Friday, May 28, 2010

Rebuke of Palin endorsement: Her magic goes pffft!


For weeks leading up to Tuesday's primary election, Idaho was subjected—again—to nationwide mocking because of a political candidate's incomprehensible, addle-headed campaign blunders.

Glory be! In the end, however, voters in Idaho's 1st Congressional District delivered a stunning rebuke of Republican Vaughn Ward, who ripped off Barack Obama's 2004 Democratic Convention speech verbatim for his own campaign, identified the U.S. territory of Puerto Rico as a separate country, condemned the Wall Street bailout despite his wife's job with stimulus-rescued Fannie Mae and was chastised for misuse of his Marine uniform in political ads.

Not even Sarah Plain's 11th-hour Boise fly-in to endorse Ward could rescue him from a rout, a telling straw in the wind about the shrinking powers of Palin's fairy dust.

As Westerner and columnist Timothy Eagan noted in Thursday's New York Times, Ward "has the dubious character trifecta of the Palin brand: bone-headed, defiant and willfully ignorant."

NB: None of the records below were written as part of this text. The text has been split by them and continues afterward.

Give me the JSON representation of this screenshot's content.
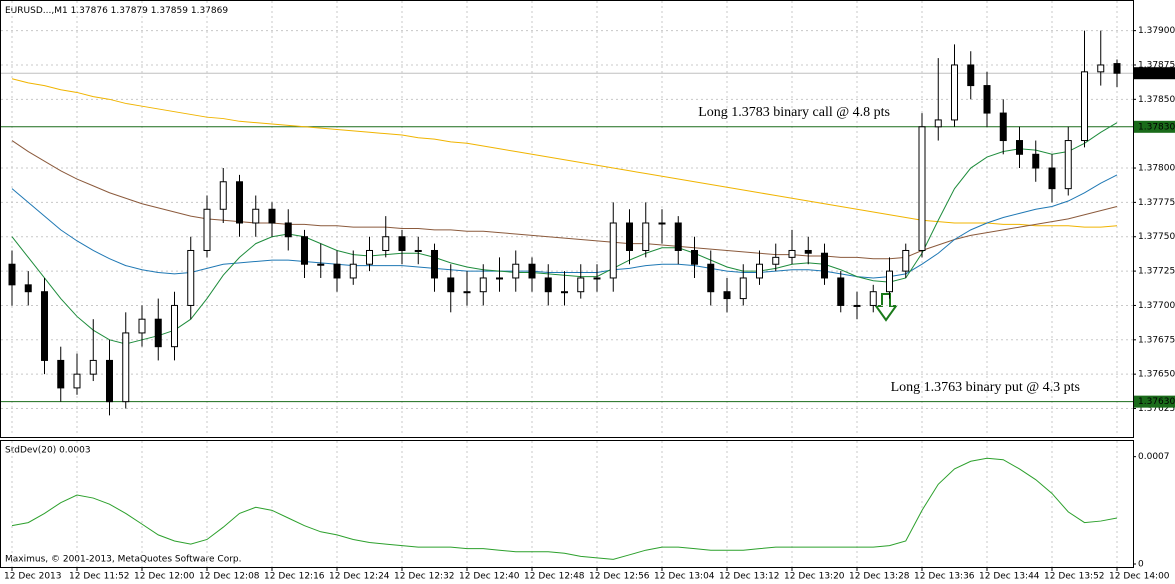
{
  "chart_data": [
    {
      "type": "candlestick",
      "title": "EURUSD...,M1",
      "categories": [
        "12 Dec 2013",
        null,
        null,
        null,
        "12 Dec 11:52",
        null,
        null,
        null,
        "12 Dec 12:00",
        null,
        null,
        null,
        "12 Dec 12:08",
        null,
        null,
        null,
        "12 Dec 12:16",
        null,
        null,
        null,
        "12 Dec 12:24",
        null,
        null,
        null,
        "12 Dec 12:32",
        null,
        null,
        null,
        "12 Dec 12:40",
        null,
        null,
        null,
        "12 Dec 12:48",
        null,
        null,
        null,
        "12 Dec 12:56",
        null,
        null,
        null,
        "12 Dec 13:04",
        null,
        null,
        null,
        "12 Dec 13:12",
        null,
        null,
        null,
        "12 Dec 13:20",
        null,
        null,
        null,
        "12 Dec 13:28",
        null,
        null,
        null,
        "12 Dec 13:36",
        null,
        null,
        null,
        "12 Dec 13:44",
        null,
        null,
        null,
        "12 Dec 13:52",
        null,
        null,
        null,
        "12 Dec 14:00"
      ],
      "open": [
        1.3773,
        1.37715,
        1.3771,
        1.3766,
        1.3764,
        1.3765,
        1.3766,
        1.3763,
        1.3768,
        1.3769,
        1.3767,
        1.377,
        1.3774,
        1.3777,
        1.3779,
        1.3776,
        1.3777,
        1.3776,
        1.3775,
        1.3773,
        1.3773,
        1.3772,
        1.3773,
        1.3774,
        1.3775,
        1.3774,
        1.3774,
        1.3772,
        1.3771,
        1.3771,
        1.3772,
        1.3772,
        1.3773,
        1.3772,
        1.3771,
        1.3771,
        1.3772,
        1.3772,
        1.3776,
        1.3774,
        1.3776,
        1.3776,
        1.3774,
        1.3773,
        1.3771,
        1.37705,
        1.3772,
        1.3773,
        1.37735,
        1.3774,
        1.37738,
        1.3772,
        1.377,
        1.377,
        1.3771,
        1.37725,
        1.3774,
        1.3783,
        1.37835,
        1.37875,
        1.3786,
        1.3784,
        1.3782,
        1.3781,
        1.378,
        1.37785,
        1.3782,
        1.3787,
        1.37876
      ],
      "high": [
        1.3774,
        1.37725,
        1.3772,
        1.3767,
        1.37665,
        1.3769,
        1.37675,
        1.37695,
        1.377,
        1.37705,
        1.3771,
        1.3775,
        1.3778,
        1.378,
        1.37795,
        1.3778,
        1.37775,
        1.3777,
        1.37755,
        1.37745,
        1.3774,
        1.3774,
        1.3775,
        1.37765,
        1.37755,
        1.3775,
        1.37745,
        1.3773,
        1.37725,
        1.3773,
        1.37735,
        1.3774,
        1.37735,
        1.3773,
        1.37725,
        1.3773,
        1.3773,
        1.37775,
        1.3777,
        1.37775,
        1.3777,
        1.37765,
        1.3775,
        1.3774,
        1.3772,
        1.3773,
        1.3774,
        1.37745,
        1.37755,
        1.3775,
        1.37745,
        1.37725,
        1.3771,
        1.37715,
        1.37735,
        1.37745,
        1.3784,
        1.3788,
        1.3789,
        1.37885,
        1.3787,
        1.3785,
        1.3783,
        1.3782,
        1.3781,
        1.3783,
        1.379,
        1.379,
        1.37879
      ],
      "low": [
        1.377,
        1.377,
        1.3765,
        1.3763,
        1.37635,
        1.37645,
        1.3762,
        1.37625,
        1.3767,
        1.3766,
        1.3766,
        1.3769,
        1.37735,
        1.3776,
        1.3775,
        1.3775,
        1.3775,
        1.3774,
        1.3772,
        1.3772,
        1.3771,
        1.37715,
        1.37725,
        1.37735,
        1.3773,
        1.3773,
        1.3771,
        1.37695,
        1.377,
        1.377,
        1.3771,
        1.3771,
        1.3771,
        1.377,
        1.377,
        1.37705,
        1.3771,
        1.3771,
        1.3773,
        1.37735,
        1.37745,
        1.3773,
        1.3772,
        1.377,
        1.37695,
        1.377,
        1.37715,
        1.37725,
        1.3773,
        1.3773,
        1.37715,
        1.37695,
        1.3769,
        1.37695,
        1.37705,
        1.3772,
        1.37735,
        1.3782,
        1.3783,
        1.3785,
        1.3783,
        1.3781,
        1.378,
        1.3779,
        1.37775,
        1.3778,
        1.37815,
        1.3786,
        1.37859
      ],
      "close": [
        1.37715,
        1.3771,
        1.3766,
        1.3764,
        1.3765,
        1.3766,
        1.3763,
        1.3768,
        1.3769,
        1.3767,
        1.377,
        1.3774,
        1.3777,
        1.3779,
        1.3776,
        1.3777,
        1.3776,
        1.3775,
        1.3773,
        1.3773,
        1.3772,
        1.3773,
        1.3774,
        1.3775,
        1.3774,
        1.3774,
        1.3772,
        1.3771,
        1.3771,
        1.3772,
        1.3772,
        1.3773,
        1.3772,
        1.3771,
        1.3771,
        1.3772,
        1.3772,
        1.3776,
        1.3774,
        1.3776,
        1.3776,
        1.3774,
        1.3773,
        1.3771,
        1.37705,
        1.3772,
        1.3773,
        1.37735,
        1.3774,
        1.37738,
        1.3772,
        1.377,
        1.377,
        1.3771,
        1.37725,
        1.3774,
        1.3783,
        1.37835,
        1.37875,
        1.3786,
        1.3784,
        1.3782,
        1.3781,
        1.378,
        1.37785,
        1.3782,
        1.3787,
        1.37875,
        1.37869
      ],
      "lines": [
        {
          "color": "#f0b400",
          "values": [
            1.37865,
            1.37862,
            1.3786,
            1.37857,
            1.37855,
            1.37852,
            1.3785,
            1.37847,
            1.37845,
            1.37843,
            1.37841,
            1.37839,
            1.37837,
            1.37836,
            1.37834,
            1.37833,
            1.37832,
            1.37831,
            1.3783,
            1.37829,
            1.37828,
            1.37827,
            1.37826,
            1.37825,
            1.37824,
            1.37822,
            1.37821,
            1.37819,
            1.37818,
            1.37816,
            1.37814,
            1.37812,
            1.3781,
            1.37808,
            1.37806,
            1.37804,
            1.37802,
            1.378,
            1.37798,
            1.37796,
            1.37794,
            1.37792,
            1.3779,
            1.37788,
            1.37786,
            1.37784,
            1.37782,
            1.3778,
            1.37778,
            1.37776,
            1.37774,
            1.37772,
            1.3777,
            1.37768,
            1.37766,
            1.37764,
            1.37762,
            1.37761,
            1.3776,
            1.3776,
            1.3776,
            1.37759,
            1.37759,
            1.37758,
            1.37758,
            1.37758,
            1.37757,
            1.37757,
            1.37758
          ]
        },
        {
          "color": "#8b5a3c",
          "values": [
            1.3782,
            1.37812,
            1.37805,
            1.37798,
            1.37792,
            1.37787,
            1.37782,
            1.37778,
            1.37774,
            1.37771,
            1.37768,
            1.37765,
            1.37763,
            1.37762,
            1.37761,
            1.3776,
            1.3776,
            1.37759,
            1.37759,
            1.37758,
            1.37758,
            1.37757,
            1.37757,
            1.37757,
            1.37756,
            1.37756,
            1.37755,
            1.37755,
            1.37754,
            1.37754,
            1.37753,
            1.37752,
            1.37751,
            1.3775,
            1.37749,
            1.37748,
            1.37747,
            1.37746,
            1.37745,
            1.37745,
            1.37744,
            1.37743,
            1.37742,
            1.37741,
            1.3774,
            1.37739,
            1.37738,
            1.37737,
            1.37737,
            1.37736,
            1.37736,
            1.37735,
            1.37735,
            1.37734,
            1.37734,
            1.37735,
            1.3774,
            1.37744,
            1.37748,
            1.37751,
            1.37753,
            1.37755,
            1.37757,
            1.37759,
            1.37761,
            1.37763,
            1.37766,
            1.37769,
            1.37772
          ]
        },
        {
          "color": "#1f78b4",
          "values": [
            1.37785,
            1.37775,
            1.37765,
            1.37755,
            1.37747,
            1.3774,
            1.37734,
            1.37729,
            1.37726,
            1.37724,
            1.37723,
            1.37724,
            1.37727,
            1.3773,
            1.37731,
            1.37732,
            1.37733,
            1.37733,
            1.37732,
            1.37731,
            1.3773,
            1.37729,
            1.37729,
            1.37729,
            1.37729,
            1.37728,
            1.37727,
            1.37726,
            1.37725,
            1.37725,
            1.37725,
            1.37725,
            1.37725,
            1.37724,
            1.37724,
            1.37724,
            1.37724,
            1.37726,
            1.37727,
            1.37729,
            1.3773,
            1.3773,
            1.37729,
            1.37727,
            1.37725,
            1.37724,
            1.37724,
            1.37725,
            1.37726,
            1.37726,
            1.37725,
            1.37723,
            1.37721,
            1.3772,
            1.37721,
            1.37723,
            1.3773,
            1.37738,
            1.37748,
            1.37755,
            1.3776,
            1.37764,
            1.37767,
            1.3777,
            1.37772,
            1.37776,
            1.37782,
            1.37789,
            1.37795
          ]
        },
        {
          "color": "#1e8c3c",
          "values": [
            1.3775,
            1.37735,
            1.3772,
            1.37705,
            1.37692,
            1.37682,
            1.37675,
            1.37672,
            1.37675,
            1.37678,
            1.37682,
            1.3769,
            1.37705,
            1.37722,
            1.37735,
            1.37745,
            1.3775,
            1.37752,
            1.3775,
            1.37745,
            1.3774,
            1.37737,
            1.37736,
            1.37737,
            1.37738,
            1.37738,
            1.37735,
            1.37731,
            1.37728,
            1.37726,
            1.37725,
            1.37724,
            1.37724,
            1.37723,
            1.37722,
            1.37721,
            1.37721,
            1.37727,
            1.37733,
            1.37738,
            1.37742,
            1.37742,
            1.37738,
            1.37733,
            1.37728,
            1.37725,
            1.37725,
            1.37727,
            1.3773,
            1.37731,
            1.3773,
            1.37726,
            1.37721,
            1.37718,
            1.37717,
            1.3772,
            1.37738,
            1.37762,
            1.37785,
            1.378,
            1.37808,
            1.37812,
            1.37814,
            1.37813,
            1.3781,
            1.37812,
            1.37818,
            1.37826,
            1.37833
          ]
        }
      ],
      "hlines": [
        {
          "value": 1.3783,
          "label": "1.37830",
          "text": "Long 1.3783 binary call @ 4.8 pts",
          "color": "#1a6b1a"
        },
        {
          "value": 1.3763,
          "label": "1.37630",
          "text": "Long 1.3763 binary put @ 4.3 pts",
          "color": "#1a6b1a"
        }
      ],
      "current_price": {
        "value": 1.37869,
        "label": "1.37869"
      },
      "ylim": [
        1.37605,
        1.37915
      ],
      "yticks": [
        {
          "value": 1.379,
          "label": "1.37900"
        },
        {
          "value": 1.37875,
          "label": "1.37875"
        },
        {
          "value": 1.3785,
          "label": "1.37850"
        },
        {
          "value": 1.378,
          "label": "1.37800"
        },
        {
          "value": 1.37775,
          "label": "1.37775"
        },
        {
          "value": 1.3775,
          "label": "1.37750"
        },
        {
          "value": 1.37725,
          "label": "1.37725"
        },
        {
          "value": 1.377,
          "label": "1.37700"
        },
        {
          "value": 1.37675,
          "label": "1.37675"
        },
        {
          "value": 1.3765,
          "label": "1.37650"
        },
        {
          "value": 1.37625,
          "label": "1.37625"
        }
      ],
      "grid": true
    },
    {
      "type": "line",
      "title": "StdDev(20) 0.0003",
      "color": "#2ca02c",
      "values": [
        0.00025,
        0.00027,
        0.00033,
        0.0004,
        0.00045,
        0.00043,
        0.00039,
        0.00033,
        0.00026,
        0.00019,
        0.00015,
        0.00013,
        0.00016,
        0.00024,
        0.00033,
        0.00037,
        0.00035,
        0.0003,
        0.00025,
        0.00021,
        0.00019,
        0.00016,
        0.00014,
        0.00013,
        0.00012,
        0.00011,
        0.00011,
        0.00011,
        0.0001,
        0.0001,
        9e-05,
        8e-05,
        8e-05,
        8e-05,
        7e-05,
        5e-05,
        4e-05,
        3e-05,
        6e-05,
        9e-05,
        0.00011,
        0.00011,
        0.0001,
        9e-05,
        9e-05,
        9e-05,
        0.0001,
        0.00011,
        0.00011,
        0.00011,
        0.00011,
        0.00011,
        0.00011,
        0.00011,
        0.00012,
        0.00015,
        0.00035,
        0.00052,
        0.00062,
        0.00067,
        0.00069,
        0.00068,
        0.00062,
        0.00055,
        0.00046,
        0.00034,
        0.00027,
        0.00028,
        0.0003
      ],
      "ylim": [
        0,
        0.00075
      ],
      "yticks": [
        0.0007,
        0
      ]
    }
  ],
  "footer": "Maximus, © 2001-2013, MetaQuotes Software Corp."
}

Idaho's 1st District has a yen for fielding lawmakers with made-for-TV oddball one-liners. The late U.S. Rep. Helen Chenoweth was always good for comic material, such as obsessive fears that United Nations' black helicopters were hovering over Idaho. More recently, one-term U.S. Rep. Bill Sali produced the balmy claim that 40 percent of a tree is composed of recoverable petroleum.

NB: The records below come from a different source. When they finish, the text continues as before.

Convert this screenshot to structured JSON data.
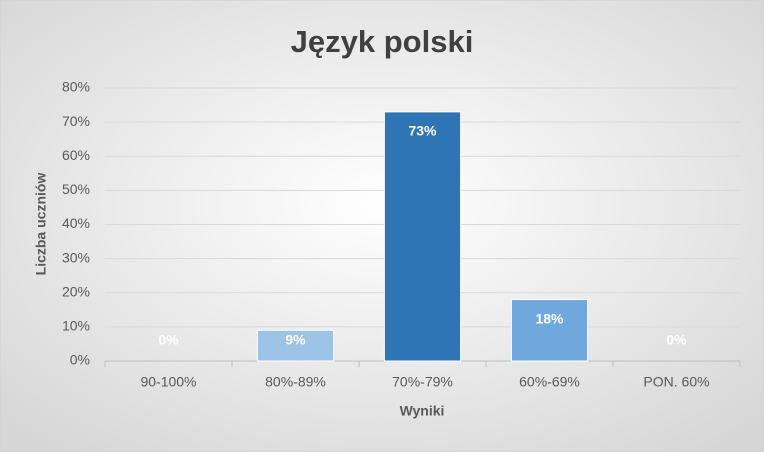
{
  "chart_data": {
    "type": "bar",
    "title": "Język polski",
    "xlabel": "Wyniki",
    "ylabel": "Liczba uczniów",
    "categories": [
      "90-100%",
      "80%-89%",
      "70%-79%",
      "60%-69%",
      "PON. 60%"
    ],
    "values": [
      0,
      9,
      73,
      18,
      0
    ],
    "value_labels": [
      "0%",
      "9%",
      "73%",
      "18%",
      "0%"
    ],
    "colors": [
      "#9dc3e6",
      "#9dc3e6",
      "#2e75b6",
      "#6fa8dc",
      "#9dc3e6"
    ],
    "ylim": [
      0,
      80
    ],
    "yticks": [
      {
        "value": 0,
        "label": "0%"
      },
      {
        "value": 10,
        "label": "10%"
      },
      {
        "value": 20,
        "label": "20%"
      },
      {
        "value": 30,
        "label": "30%"
      },
      {
        "value": 40,
        "label": "40%"
      },
      {
        "value": 50,
        "label": "50%"
      },
      {
        "value": 60,
        "label": "60%"
      },
      {
        "value": 70,
        "label": "70%"
      },
      {
        "value": 80,
        "label": "80%"
      }
    ],
    "grid": true
  }
}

That said, the Republican victor in Tuesday's vote, state Rep. Raul Labrador, has dreamed up a dubious slogan he should either abandon as pointless or explain: "The answer to Obamaism is liberty." Since Americans still are free to protest in the streets, shout and scream on TV and radio, write nasty letters to their representatives, go and come as they please, buy more guns and vote as they please, what "liberty" does Labrador insinuate has been lost at the hands of President Obama and needs to be restored?

Is Labrador preparing us for more national mocking?

Idaho's political atmosphere is rife with slogans ginned up to scare or confuse voters or hide a candidate's skimpy ideas—stuff like Labrador's "liberty" antidote to Obama, plus the ever-present "return of constitutional government" (Has it been abolished?), downsizing big government (OK, cut where?), "take back our country" (Was it stolen?).

The state's politicians who live on slogans of fear and foreboding rather than ideas, and voters who fall for the-sky-is-falling nonsense, need to grow up. If they want better government as they insist, it will come only in direct proportion to the adult quality of those who're elected to government, not through bunkum.